AI coding agents from OpenAI, Anthropic, and Google can collaborate on software projects for extended periods, writing applications, running tests, and fixing bugs under human supervision. They offer productivity boosts but are not magic, and missteps can complicate a project if expectations aren’t managed.
At their core, these agents rely on large language models (LLMs), a class of neural networks trained on enormous text datasets, including substantial amounts of programming code. LLMs are pattern-matching machines that use prompts to retrieve compressed representations from training data and generate plausible continuations. While they can interpolate across domains and problems, they can also produce confabulations when misapplied.

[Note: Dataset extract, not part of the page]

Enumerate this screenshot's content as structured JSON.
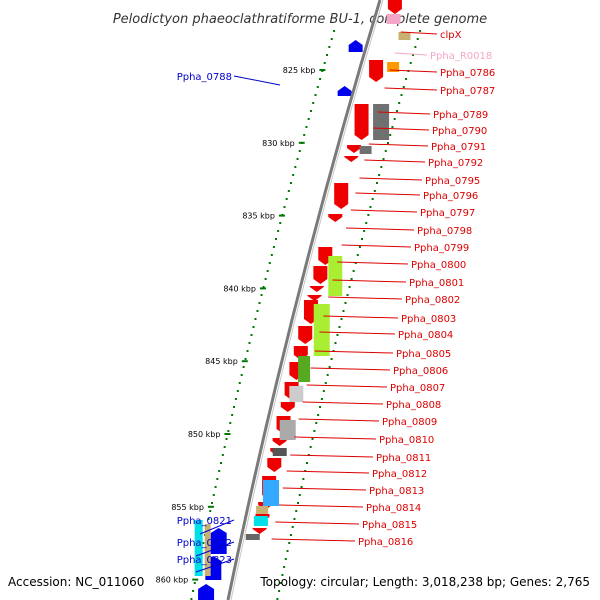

To improve usefulness and reliability, base models are refined with techniques like fine-tuning on curated examples and reinforcement learning from human feedback (RLHF). These steps nudge models to follow instructions, use external tools, and generate more actionable outputs.
Researchers have introduced innovations such as simulated reasoning, where a model expands the prompt with reasoning-style text to home in on better answers. Another breakthrough is the “agent” concept, which links several LLMs to perform tasks in parallel and then judge the results as a whole.
In practice, an AI coding agent functions as a wrapper around multiple LLMs. A supervising LLM interprets a user’s task and delegates subtasks to parallel LLMs that can interact with software tools. The supervising agent can pause, reassess subtasks, and steer the project, following a cycle described in Anthropic’s docs as: gather context, take action, verify work, repeat.